A recent study by the Public Religion Research Institute reveals that the old punchline about white folks having only one black friend might very well be true. (Who else was happy when Aisha Tyler’s character briefly appeared on the NBC sitcom “Friends”?) The Washington Post breaks down the results of the study this way: “In a 100-friend scenario, the average white person has 91 white friends; one each of black, Latino, Asian, mixed race and other races; and three friends of unknown race. The average black person, on the other hand, has 83 black friends, eight white friends, two Latino friends, zero Asian friends, three mixed race friends, one other race friend and four friends of unknown race.” This means that white people have about 91 times as many white friends as they do black ones. White America, please marinate on this information and then govern yourselves accordingly. And Black America, the next time a white co-worker tells you that some of their best friends are black, smack ‘em on the head with this LEO and tell ‘em to quit lying.
The media on race, sexual orientation and gender-based violence
It’s football season, and despite reviews that he played well in the preseason, Michael Sam was dropped by the St. Louis Rams, but then picked up at the last minute by the Dallas Cowboys. I am glad that Sam, the first openly gay NFL player, will continue to play the game he loves and get paid for it, at least for now. It seems to me that because he is openly gay, Sam’s performance on the football field is judged more critically and skeptically than would otherwise have been the case. Jason Collins, as the NBA’s first openly gay player, has similarly had his performance discounted and underrated, despite indications that he was a satisfactory player before his coming out. Couple Sam’s cut from the Rams with the offensive and reductive coverage by ESPN of his locker room showering habits, and it seems to me that openly gay professional athletes in the major pro sports still have an uphill battle to get the respect they deserve both on and off the field.
Elsewhere in football, 27-year-old Ray Rice of the Baltimore Ravens is facing stiff public backlash after TMZ released video footage of the 212-pound running back cold-cocking his then-fiancée in an Atlantic City elevator and dragging her unconscious body into the hallway. Initially, the league only suspended Rice for two games for the domestic battery incident, admittedly never having asked the hotel for the elevator footage. Readers, please understand that athletes have been punished more harshly than a two-game suspension for smoking weed. It was only because of the video release and the subsequent public outrage that Rice has since been fired by the Ravens and banned indefinitely by the NFL. The handling of this and other domestic violence cases by the NFL sends a horrible message to players, women and young male fans alike about the value the league places on a woman’s worth.

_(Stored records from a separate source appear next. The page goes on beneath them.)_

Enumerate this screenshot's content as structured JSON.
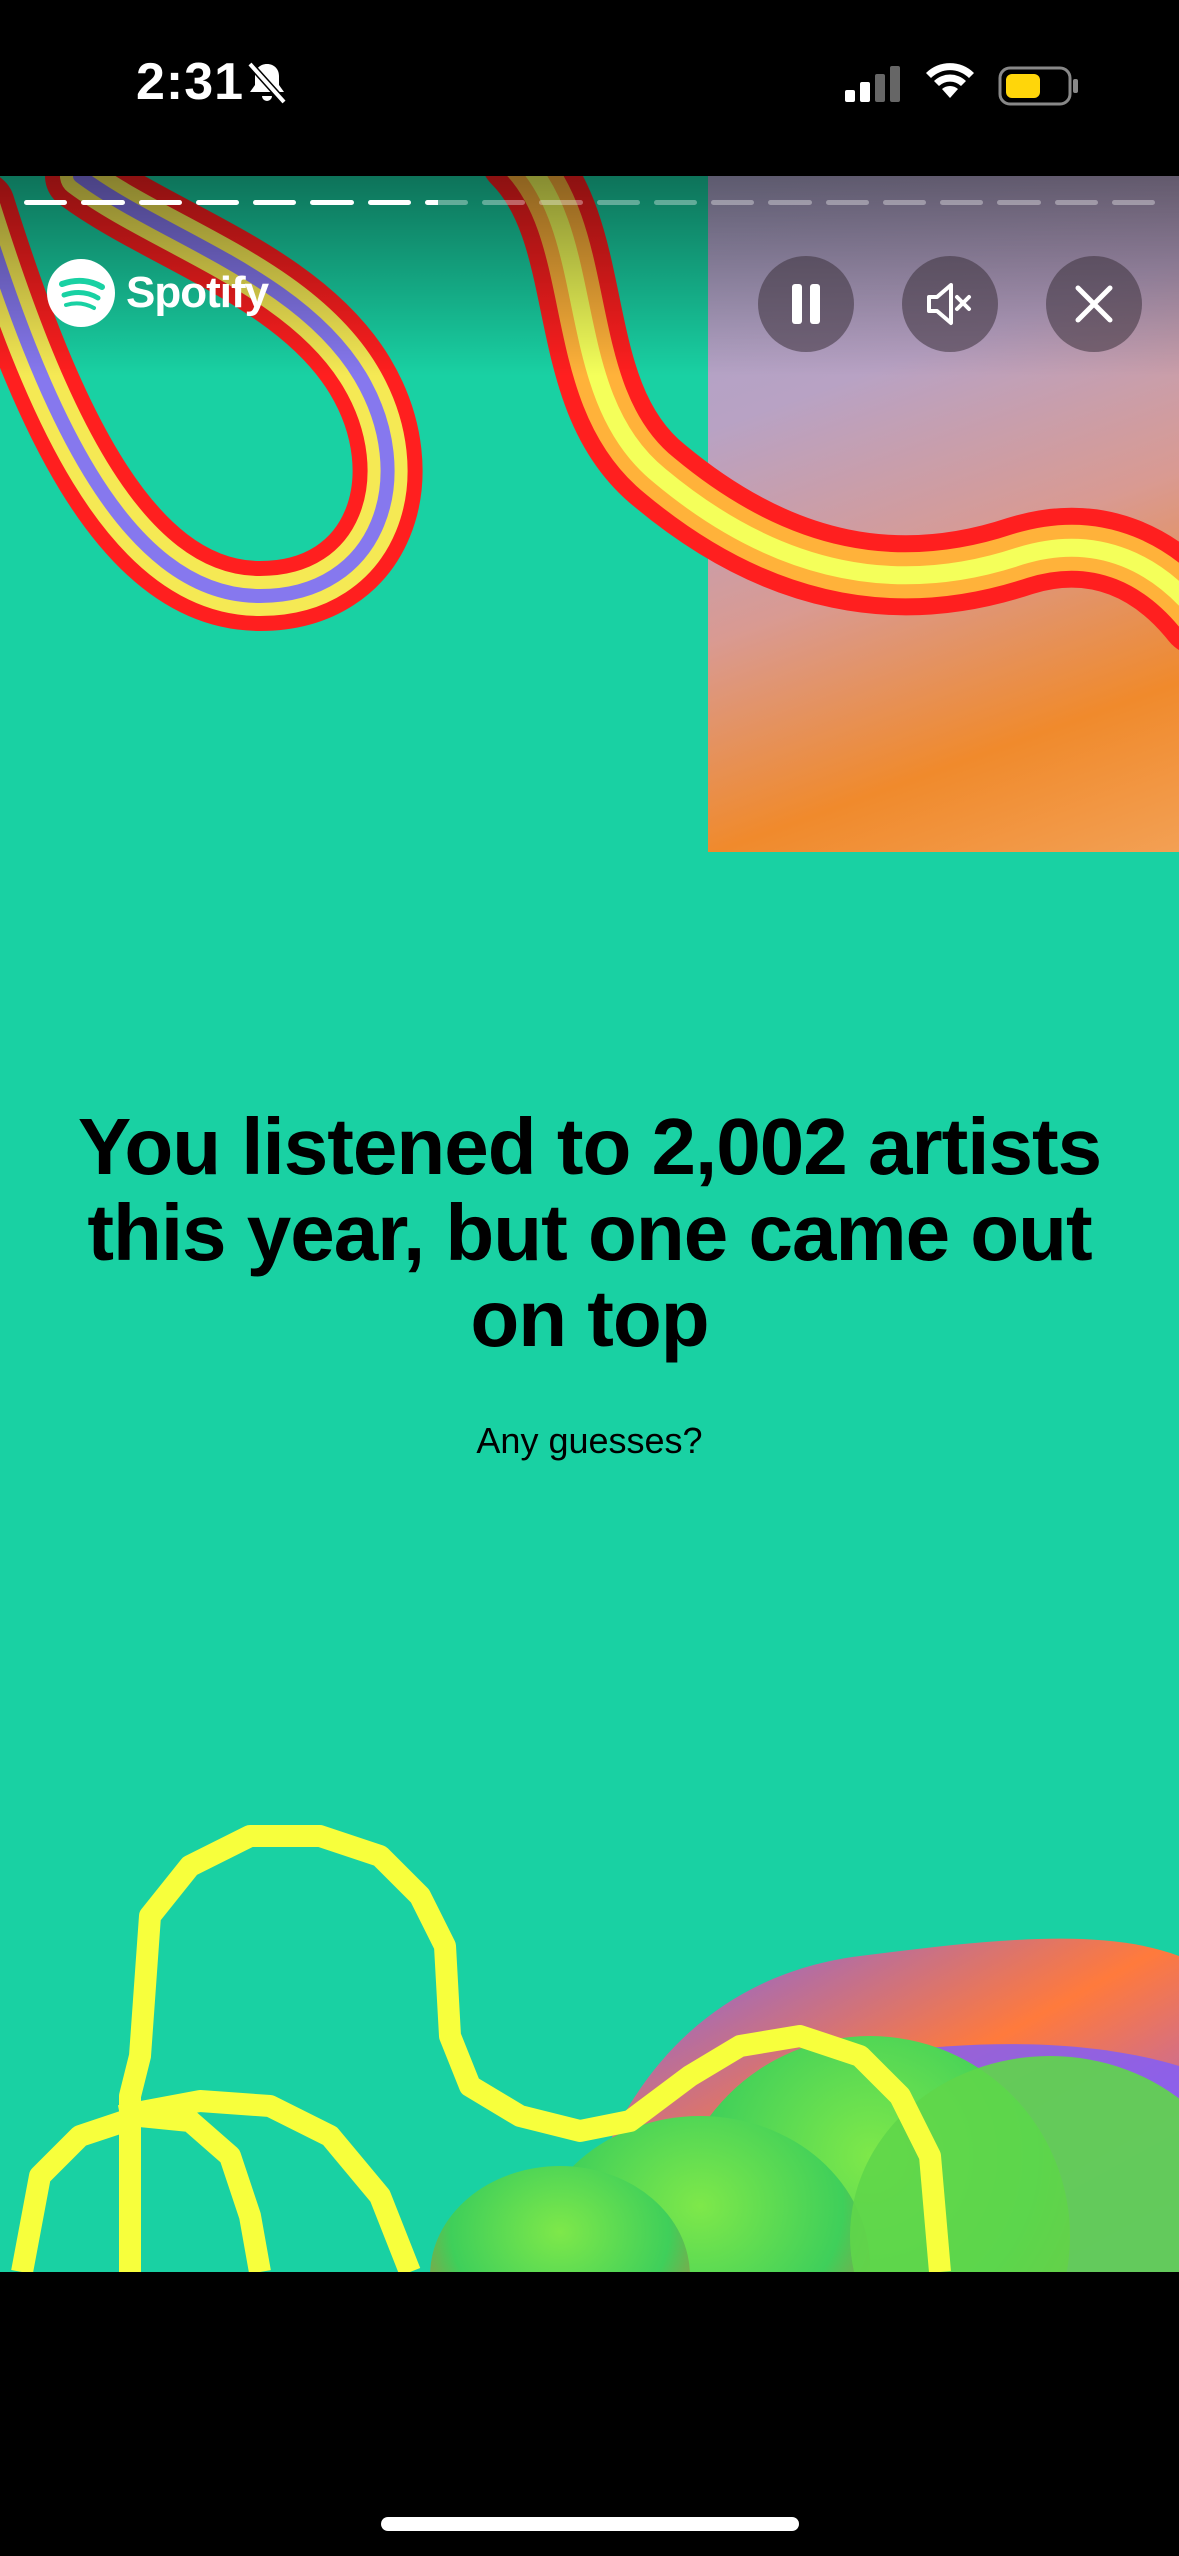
{
  "status_bar": {
    "time": "2:31"
  },
  "story": {
    "progress_total": 20,
    "progress_completed": 7,
    "logo_text": "Spotify",
    "headline": "You listened to 2,002 artists this year, but one came out on top",
    "subheadline": "Any guesses?",
    "background_color": "#19d1a3",
    "accent_yellow": "#f7ff3c"
  },
  "controls": {
    "pause_icon": "pause-icon",
    "mute_icon": "speaker-muted-icon",
    "close_icon": "close-icon"
  }
}
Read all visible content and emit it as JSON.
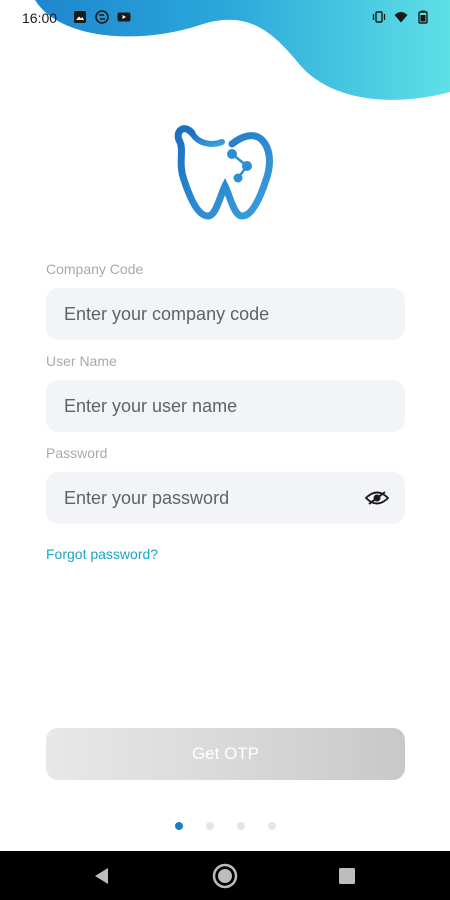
{
  "status_bar": {
    "time": "16:00",
    "left_icons": [
      "image-icon",
      "sync-icon",
      "youtube-icon"
    ],
    "right_icons": [
      "vibrate-icon",
      "wifi-icon",
      "battery-icon"
    ]
  },
  "brand": {
    "logo_icon": "tooth-logo-icon",
    "primary_color": "#1a7fc1",
    "accent_color": "#4fd6e3"
  },
  "form": {
    "company_code": {
      "label": "Company Code",
      "placeholder": "Enter your company code",
      "value": ""
    },
    "user_name": {
      "label": "User Name",
      "placeholder": "Enter your user name",
      "value": ""
    },
    "password": {
      "label": "Password",
      "placeholder": "Enter your password",
      "value": "",
      "toggle_icon": "eye-off-icon"
    },
    "forgot_password": "Forgot password?"
  },
  "actions": {
    "get_otp_label": "Get OTP"
  },
  "pager": {
    "total": 4,
    "active_index": 0
  },
  "nav_bar": {
    "icons": [
      "back-icon",
      "home-icon",
      "recents-icon"
    ]
  }
}
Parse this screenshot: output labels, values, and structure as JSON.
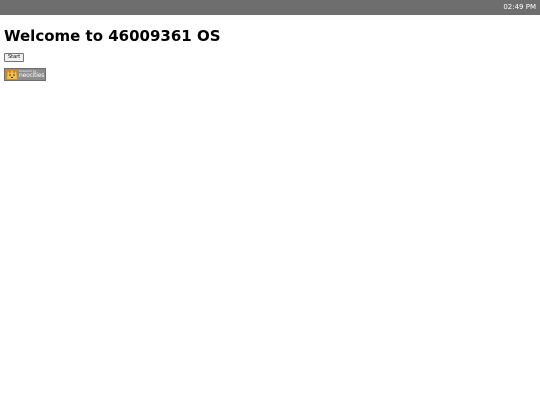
{
  "topbar": {
    "clock": "02:49 PM"
  },
  "main": {
    "title": "Welcome to 46009361 OS",
    "start_label": "Start"
  },
  "badge": {
    "small_text": "Powered by",
    "big_text": "neocities"
  },
  "colors": {
    "topbar": "#6e6e6e",
    "badge": "#8d8d8d"
  }
}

Speaking of gender-based violence, reports of the assault and murder of trans people, especially trans women of color, continue to make the news (or not make the news). I recently hosted award-winning transgender blogger Monica Roberts of The Transgriot as a guest on my “Strange Fruit” radio show. I was shocked to learn from her that more than 400 trans women have been murdered in Brazil in the last few years. Domestically, it happens far too often, too. A trans Latina woman named Alejandra Leos was killed in Memphis just this month. A Trans* Violence Tracking Portal (TVTP) report from May reveals that at least 102 trans people in 12 countries were murdered by that time earlier this year. Although the specific motive for each instance of violence and murder is undocumented, TVTP founder Allison Woolbert notes that social and institutional bias against trans people is the prominent factor in the deaths, as she explained in an interview with the website Vox: “All of the murders that are in our system are directly due to the societal conditions in which transgender people are forced to live. The suicides, the violence, the missing persons and the murders are all directly related to a person’s gender identity.”
I look forward to the day when violence against women, trophy wives and transgenders alike is no longer a national or international phenomenon.